In other words, the owner of that farm had the right to split it up into little chunks that have restrictions and sell them. When you buy into the neighborhood, you are buying the property burdened by the covenants the previous owner attached. So your full rights would interfere with the previous owner’s effort to do what THEY wanted with the property.

2 comments

yet they sold it, why should someone who no longer has ownership be allowed control of something they sold? their wants to and desires should cease to be of concern once they agree to accept the money of the buyer. can you imagine Say ford telling someone "hey that car i sold you your not allowed to paint it green." no that would be ridiculous. why are homes any different?
They don't, but the property is burdened. A car is probably a bad analogy here. Think of it more like buying a company. If you start your own company, then sign a contract with your suppliers, then sell it to me. I now am bound by the contract because it came with the company.
A contract is supposed to benefit both sides though. So maybe it's like an HOA that pays for a pool, as a benefit that comes with owning the house.
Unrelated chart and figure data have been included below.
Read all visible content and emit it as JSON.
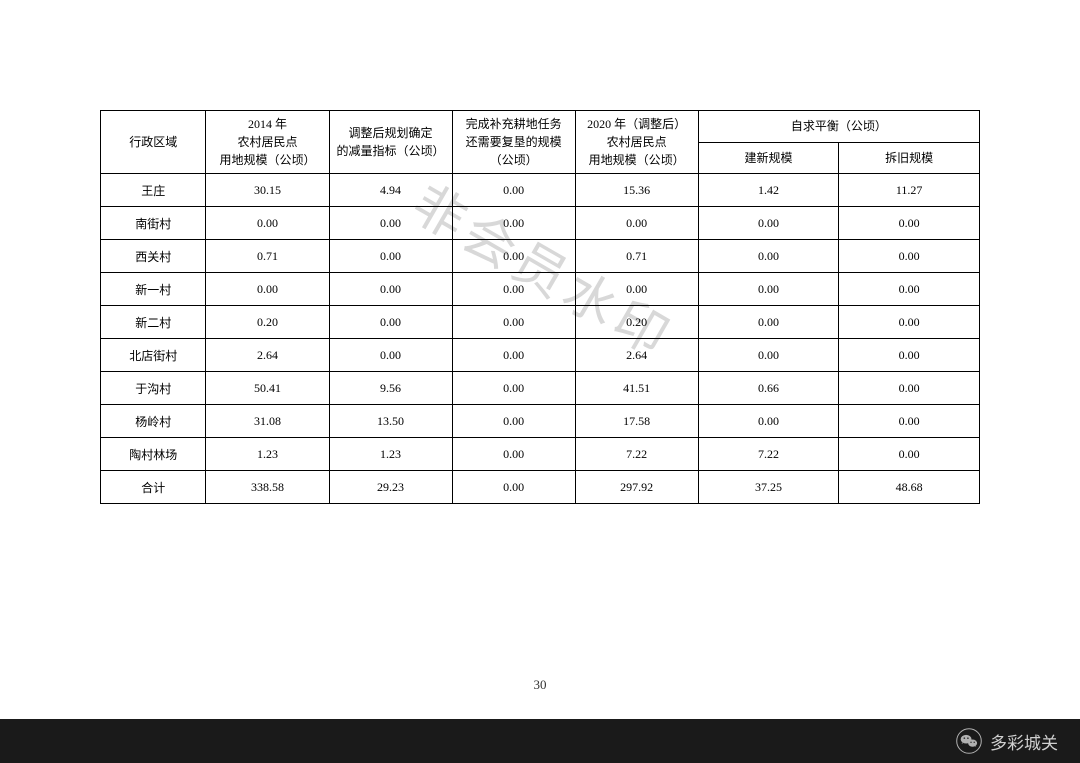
{
  "table": {
    "headers": {
      "region": "行政区域",
      "y2014": "2014 年\n农村居民点\n用地规模（公顷）",
      "adjust": "调整后规划确定\n的减量指标（公顷）",
      "replenish": "完成补充耕地任务\n还需要复垦的规模\n（公顷）",
      "y2020": "2020 年（调整后）\n农村居民点\n用地规模（公顷）",
      "balance_group": "自求平衡（公顷）",
      "balance_new": "建新规模",
      "balance_old": "拆旧规模"
    },
    "rows": [
      {
        "region": "王庄",
        "y2014": "30.15",
        "adjust": "4.94",
        "replenish": "0.00",
        "y2020": "15.36",
        "bnew": "1.42",
        "bold": "11.27"
      },
      {
        "region": "南街村",
        "y2014": "0.00",
        "adjust": "0.00",
        "replenish": "0.00",
        "y2020": "0.00",
        "bnew": "0.00",
        "bold": "0.00"
      },
      {
        "region": "西关村",
        "y2014": "0.71",
        "adjust": "0.00",
        "replenish": "0.00",
        "y2020": "0.71",
        "bnew": "0.00",
        "bold": "0.00"
      },
      {
        "region": "新一村",
        "y2014": "0.00",
        "adjust": "0.00",
        "replenish": "0.00",
        "y2020": "0.00",
        "bnew": "0.00",
        "bold": "0.00"
      },
      {
        "region": "新二村",
        "y2014": "0.20",
        "adjust": "0.00",
        "replenish": "0.00",
        "y2020": "0.20",
        "bnew": "0.00",
        "bold": "0.00"
      },
      {
        "region": "北店街村",
        "y2014": "2.64",
        "adjust": "0.00",
        "replenish": "0.00",
        "y2020": "2.64",
        "bnew": "0.00",
        "bold": "0.00"
      },
      {
        "region": "于沟村",
        "y2014": "50.41",
        "adjust": "9.56",
        "replenish": "0.00",
        "y2020": "41.51",
        "bnew": "0.66",
        "bold": "0.00"
      },
      {
        "region": "杨岭村",
        "y2014": "31.08",
        "adjust": "13.50",
        "replenish": "0.00",
        "y2020": "17.58",
        "bnew": "0.00",
        "bold": "0.00"
      },
      {
        "region": "陶村林场",
        "y2014": "1.23",
        "adjust": "1.23",
        "replenish": "0.00",
        "y2020": "7.22",
        "bnew": "7.22",
        "bold": "0.00"
      },
      {
        "region": "合计",
        "y2014": "338.58",
        "adjust": "29.23",
        "replenish": "0.00",
        "y2020": "297.92",
        "bnew": "37.25",
        "bold": "48.68"
      }
    ]
  },
  "watermark": "非会员水印",
  "page_number": "30",
  "bottom_bar": {
    "label": "多彩城关"
  },
  "style": {
    "border_color": "#000000",
    "bg_color": "#ffffff",
    "watermark_color": "#d8d8d8",
    "bottom_bar_bg": "#1a1a1a",
    "bottom_bar_text": "#d0d0d0",
    "font_size_header": 12,
    "font_size_cell": 12
  }
}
But when it comes to things like you neighbors' ability to dictate your use of the property, it's more like a company that you only partly own because you bought most of it but there's others with part ownership and voting rights against your operating decisions. Point is, ownership is a set of rights, and the less rights you have, the less you own it.
The HOA is benefiting both people. It's basically a "I'll scratch your back if you scratch mine" agreement. The issue here is that you don't care about back scratches, so you feel like it's a one way contract.
Side note, I thought when you buy a company all contracts are voided and new ones must be made.
Contracts follow the company unless they have an assignment clause or a condition that says otherwise.
> why should someone who no longer has ownership be allowed control of something they sold?

Because the law gives them that right, and you are not going to find any kind of majority that is going to change that.

Why should the previous owner's interests matter once the property is sold?
Because that is how deed restrictions work.